Muhammad Dahlan’s associates, headed by his right-hand man Samir al-Masharawi, welcomed both the joint statement of el-Sisi and Abdullah and the statement of the Fatah Central Committee. They emphasized that Dahlan has announced his support for any list that runs in the elections under the Fatah rubric since he is loyal to the movement and its unity despite having been expelled from it in 2011.
Indeed, Dahlan again reached out to Abbas in an effort to reconcile with him. That move will likely boost Fatah’s public status and improve its electoral chances at least in the West Bank, where Hamas does not rule and has no way of forging the election results.
It quickly emerged, however, that the statement of the Abbas-led Fatah Central Committee was no more than lip service. The PA chairman has no intention to reconcile with his enemy Muhammad Dahlan.
On August 25, 2016, the newspaper Al-Quds al-Arabi reported that Abbas was working to improve his relations with Jordan and that in his recent meetings there he called his ties with the Jordanian leadership “excellent” and says “he does not hide anything from King Abdullah.”
Abbas’ relations with el-Sisi are tense because of Abbas’ opposition to the Egyptian initiative and refusal to bury the hatchet with Dahlan.
The statement of the Fatah Central Committee could be aimed at placating el-Sisi and Abdullah. In reality, though, nothing has changed and Abbas remains determined to hold the elections notwithstanding Fatah’s weakness and calls by senior members of the movement to postpone them.
Where Are Things Headed?
As the date of the elections approaches, the tension on the ground is growing. The Fatah-Hamas propaganda war is intensifying as well.
One of Hamas’ websites has posted assertions attributed to Tufik Tirawi, a member of the Fatah Central Committee, that the tension between Dahlan supporters and Abbas supporters will keep mounting to the point of bloodshed, and that the PA chairman will create incidents to forestall the elections. Tirani, however, hastily issued a denial.
Yet, even if the assertions were not made, they reflect the prevailing atmosphere and apprehensions.

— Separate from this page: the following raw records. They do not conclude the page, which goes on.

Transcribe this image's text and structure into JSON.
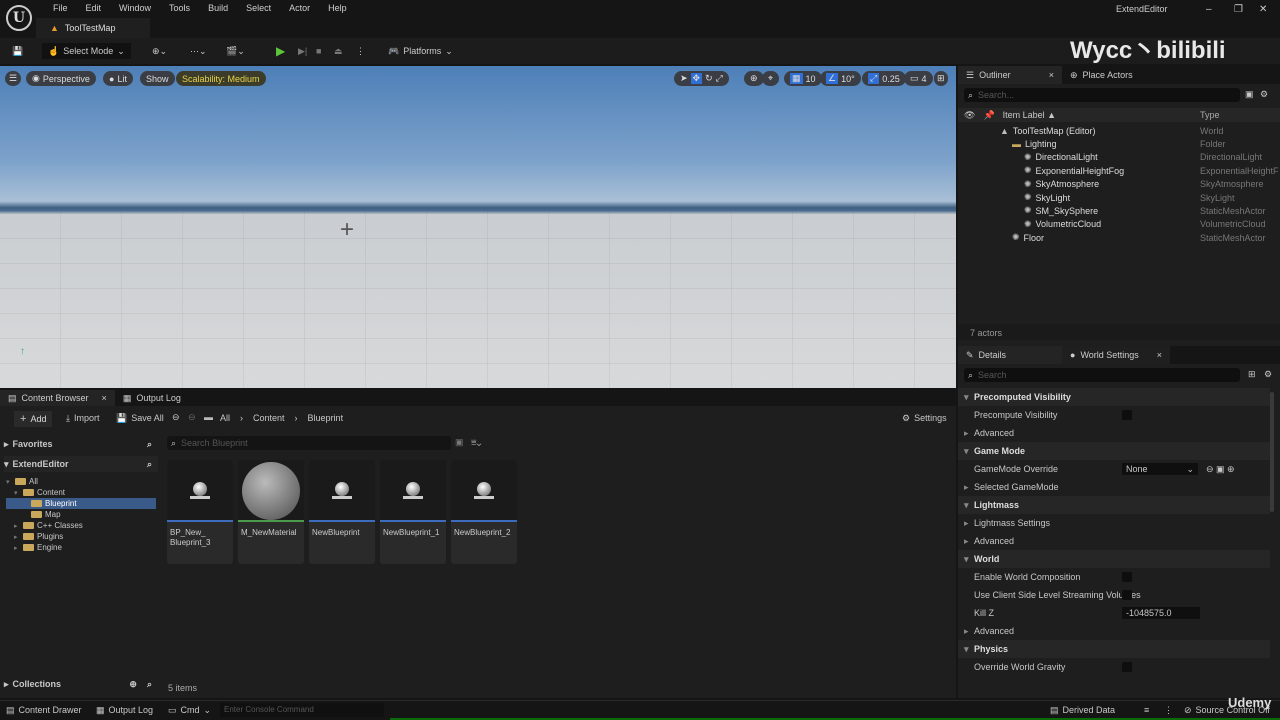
{
  "menubar": {
    "items": [
      "File",
      "Edit",
      "Window",
      "Tools",
      "Build",
      "Select",
      "Actor",
      "Help"
    ],
    "map_tab": "ToolTestMap",
    "app_title": "ExtendEditor"
  },
  "toolbar": {
    "select_mode": "Select Mode",
    "platforms": "Platforms"
  },
  "viewport": {
    "perspective": "Perspective",
    "lit": "Lit",
    "show": "Show",
    "scalability": "Scalability: Medium",
    "grid_snap": "10",
    "rot_snap": "10°",
    "scale_snap": "0.25",
    "cam_speed": "4"
  },
  "watermark": {
    "text": "Wycc丶bilibili"
  },
  "outliner": {
    "tab": "Outliner",
    "place_actors": "Place Actors",
    "search_placeholder": "Search...",
    "col_label": "Item Label ▲",
    "col_type": "Type",
    "rows": [
      {
        "label": "ToolTestMap (Editor)",
        "type": "World",
        "depth": 1
      },
      {
        "label": "Lighting",
        "type": "Folder",
        "depth": 2
      },
      {
        "label": "DirectionalLight",
        "type": "DirectionalLight",
        "depth": 3
      },
      {
        "label": "ExponentialHeightFog",
        "type": "ExponentialHeightFog",
        "depth": 3
      },
      {
        "label": "SkyAtmosphere",
        "type": "SkyAtmosphere",
        "depth": 3
      },
      {
        "label": "SkyLight",
        "type": "SkyLight",
        "depth": 3
      },
      {
        "label": "SM_SkySphere",
        "type": "StaticMeshActor",
        "depth": 3
      },
      {
        "label": "VolumetricCloud",
        "type": "VolumetricCloud",
        "depth": 3
      },
      {
        "label": "Floor",
        "type": "StaticMeshActor",
        "depth": 2
      }
    ],
    "footer": "7 actors"
  },
  "details": {
    "tab": "Details",
    "world_settings": "World Settings",
    "search_placeholder": "Search",
    "rows": [
      {
        "label": "Precomputed Visibility",
        "kind": "cat"
      },
      {
        "label": "Precompute Visibility",
        "kind": "check"
      },
      {
        "label": "Advanced",
        "kind": "sub"
      },
      {
        "label": "Game Mode",
        "kind": "cat"
      },
      {
        "label": "GameMode Override",
        "kind": "select",
        "value": "None"
      },
      {
        "label": "Selected GameMode",
        "kind": "sub"
      },
      {
        "label": "Lightmass",
        "kind": "cat"
      },
      {
        "label": "Lightmass Settings",
        "kind": "sub"
      },
      {
        "label": "Advanced",
        "kind": "sub"
      },
      {
        "label": "World",
        "kind": "cat"
      },
      {
        "label": "Enable World Composition",
        "kind": "check"
      },
      {
        "label": "Use Client Side Level Streaming Volumes",
        "kind": "check"
      },
      {
        "label": "Kill Z",
        "kind": "number",
        "value": "-1048575.0"
      },
      {
        "label": "Advanced",
        "kind": "sub"
      },
      {
        "label": "Physics",
        "kind": "cat"
      },
      {
        "label": "Override World Gravity",
        "kind": "check"
      }
    ]
  },
  "content_browser": {
    "tab": "Content Browser",
    "output_log_tab": "Output Log",
    "add": "Add",
    "import": "Import",
    "save_all": "Save All",
    "breadcrumb": [
      "All",
      "Content",
      "Blueprint"
    ],
    "settings": "Settings",
    "favorites": "Favorites",
    "project": "ExtendEditor",
    "tree": [
      {
        "label": "All",
        "depth": 0
      },
      {
        "label": "Content",
        "depth": 1
      },
      {
        "label": "Blueprint",
        "depth": 2,
        "selected": true
      },
      {
        "label": "Map",
        "depth": 2
      },
      {
        "label": "C++ Classes",
        "depth": 1
      },
      {
        "label": "Plugins",
        "depth": 1
      },
      {
        "label": "Engine",
        "depth": 1
      }
    ],
    "search_placeholder": "Search Blueprint",
    "assets": [
      {
        "name": "BP_New_ Blueprint_3",
        "kind": "blueprint"
      },
      {
        "name": "M_NewMaterial",
        "kind": "material"
      },
      {
        "name": "NewBlueprint",
        "kind": "blueprint"
      },
      {
        "name": "NewBlueprint_1",
        "kind": "blueprint"
      },
      {
        "name": "NewBlueprint_2",
        "kind": "blueprint"
      }
    ],
    "collections": "Collections",
    "item_count": "5 items"
  },
  "statusbar": {
    "content_drawer": "Content Drawer",
    "output_log": "Output Log",
    "cmd": "Cmd",
    "console_placeholder": "Enter Console Command",
    "derived_data": "Derived Data",
    "source_control": "Source Control Off",
    "udemy": "Udemy"
  }
}
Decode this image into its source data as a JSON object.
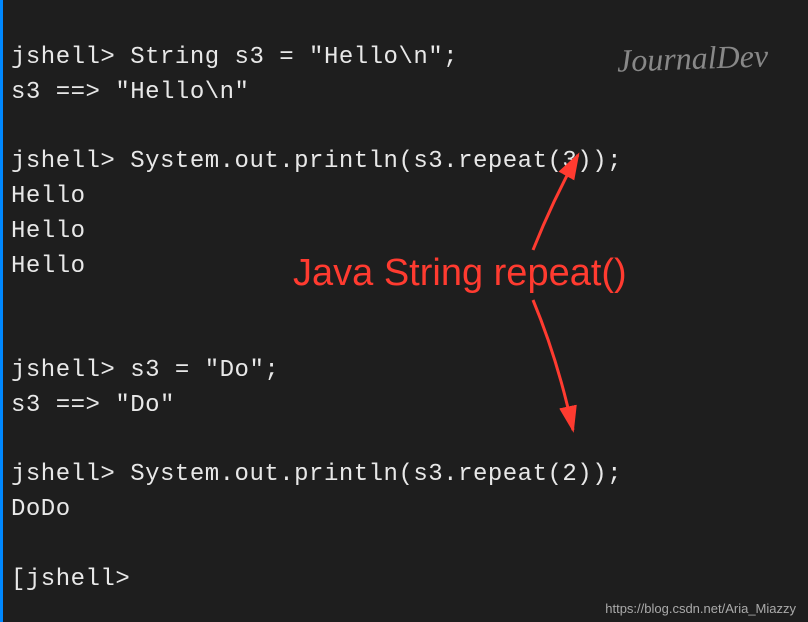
{
  "terminal": {
    "lines": [
      "jshell> String s3 = \"Hello\\n\";",
      "s3 ==> \"Hello\\n\"",
      "",
      "jshell> System.out.println(s3.repeat(3));",
      "Hello",
      "Hello",
      "Hello",
      "",
      "",
      "jshell> s3 = \"Do\";",
      "s3 ==> \"Do\"",
      "",
      "jshell> System.out.println(s3.repeat(2));",
      "DoDo",
      "",
      "[jshell>"
    ]
  },
  "annotation": {
    "label": "Java String repeat()"
  },
  "watermark": {
    "text": "JournalDev"
  },
  "footer": {
    "url": "https://blog.csdn.net/Aria_Miazzy"
  }
}
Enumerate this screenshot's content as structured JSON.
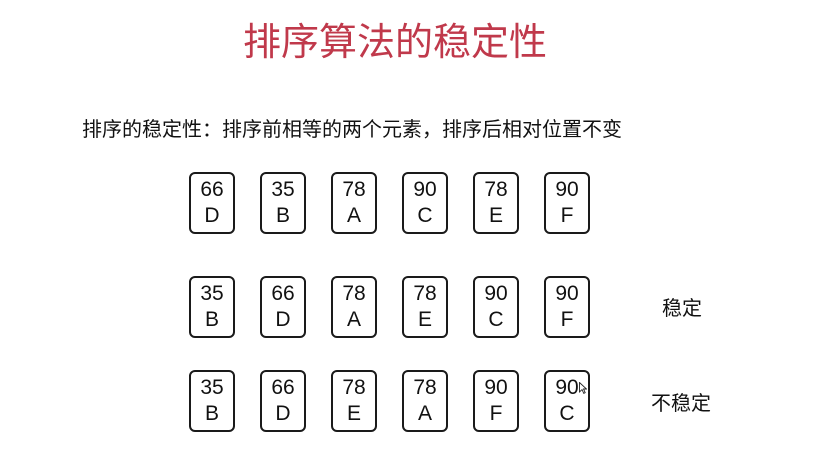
{
  "slide": {
    "title": "排序算法的稳定性",
    "subtitle": "排序的稳定性：排序前相等的两个元素，排序后相对位置不变"
  },
  "rows": [
    {
      "label": "",
      "cards": [
        {
          "num": "66",
          "letter": "D"
        },
        {
          "num": "35",
          "letter": "B"
        },
        {
          "num": "78",
          "letter": "A"
        },
        {
          "num": "90",
          "letter": "C"
        },
        {
          "num": "78",
          "letter": "E"
        },
        {
          "num": "90",
          "letter": "F"
        }
      ]
    },
    {
      "label": "稳定",
      "cards": [
        {
          "num": "35",
          "letter": "B"
        },
        {
          "num": "66",
          "letter": "D"
        },
        {
          "num": "78",
          "letter": "A"
        },
        {
          "num": "78",
          "letter": "E"
        },
        {
          "num": "90",
          "letter": "C"
        },
        {
          "num": "90",
          "letter": "F"
        }
      ]
    },
    {
      "label": "不稳定",
      "cards": [
        {
          "num": "35",
          "letter": "B"
        },
        {
          "num": "66",
          "letter": "D"
        },
        {
          "num": "78",
          "letter": "E"
        },
        {
          "num": "78",
          "letter": "A"
        },
        {
          "num": "90",
          "letter": "F"
        },
        {
          "num": "90",
          "letter": "C"
        }
      ]
    }
  ],
  "pointer": {
    "icon": "mouse-pointer-icon"
  }
}
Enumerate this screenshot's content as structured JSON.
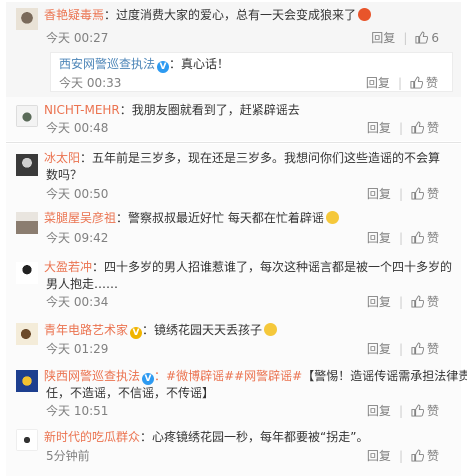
{
  "comments": [
    {
      "username": "香艳疑毒焉",
      "text": "：过度消费大家的爱心，总有一天会变成狼来了",
      "time": "今天 00:27",
      "reply": "回复",
      "like": "6",
      "nested": {
        "username": "西安网警巡查执法",
        "text": "：真心话！",
        "time": "今天 00:33",
        "reply": "回复",
        "like": "赞"
      }
    },
    {
      "username": "NICHT-MEHR",
      "text": "：我朋友圈就看到了，赶紧辟谣去",
      "time": "今天 00:48",
      "reply": "回复",
      "like": "赞"
    },
    {
      "username": "冰太阳",
      "text1": "：五年前是三岁多，现在还是三岁多。我想问你们这些造谣的不会算",
      "text2": "数吗？",
      "time": "今天 00:50",
      "reply": "回复",
      "like": "赞"
    },
    {
      "username": "菜腿屋吴彦祖",
      "text": "：警察叔叔最近好忙 每天都在忙着辟谣",
      "time": "今天 09:42",
      "reply": "回复",
      "like": "赞"
    },
    {
      "username": "大盈若冲",
      "text1": "：四十多岁的男人招谁惹谁了，每次这种谣言都是被一个四十多岁的",
      "text2": "男人抱走……",
      "time": "今天 00:34",
      "reply": "回复",
      "like": "赞"
    },
    {
      "username": "青年电路艺术家",
      "text": "：镜绣花园天天丢孩子",
      "time": "今天 01:29",
      "reply": "回复",
      "like": "赞"
    },
    {
      "username": "陕西网警巡查执法",
      "tags": "：#微博辟谣##网警辟谣#",
      "text1": "【警惕！造谣传谣需承担法律责",
      "text2": "任，不造谣，不信谣，不传谣】",
      "time": "今天 10:51",
      "reply": "回复",
      "like": "赞"
    },
    {
      "username": "新时代的吃瓜群众",
      "text": "：心疼镜绣花园一秒，每年都要被“拐走”。",
      "time": "5分钟前",
      "reply": "回复",
      "like": "赞"
    }
  ],
  "colors": {
    "username": "#eb7350",
    "timestamp": "#808080",
    "verified": "#2d9af1"
  },
  "icons": {
    "like": "thumb-up-icon",
    "verified": "verified-v-icon"
  }
}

Such scenarios are certainly possible; in Palestinian politics everything is possible. Abbas is having a hard time overcoming his personal sentiments and his hatred for Dahlan – whom, back when he was his associate – was loved like one of his sons until their relations soured.
If in the coming weeks, no real change occurs in Abbas’ disposition toward the elections issue or toward reconciling with Dahlan, it appears that Hamas’ chances to win the elections will indeed be increasing.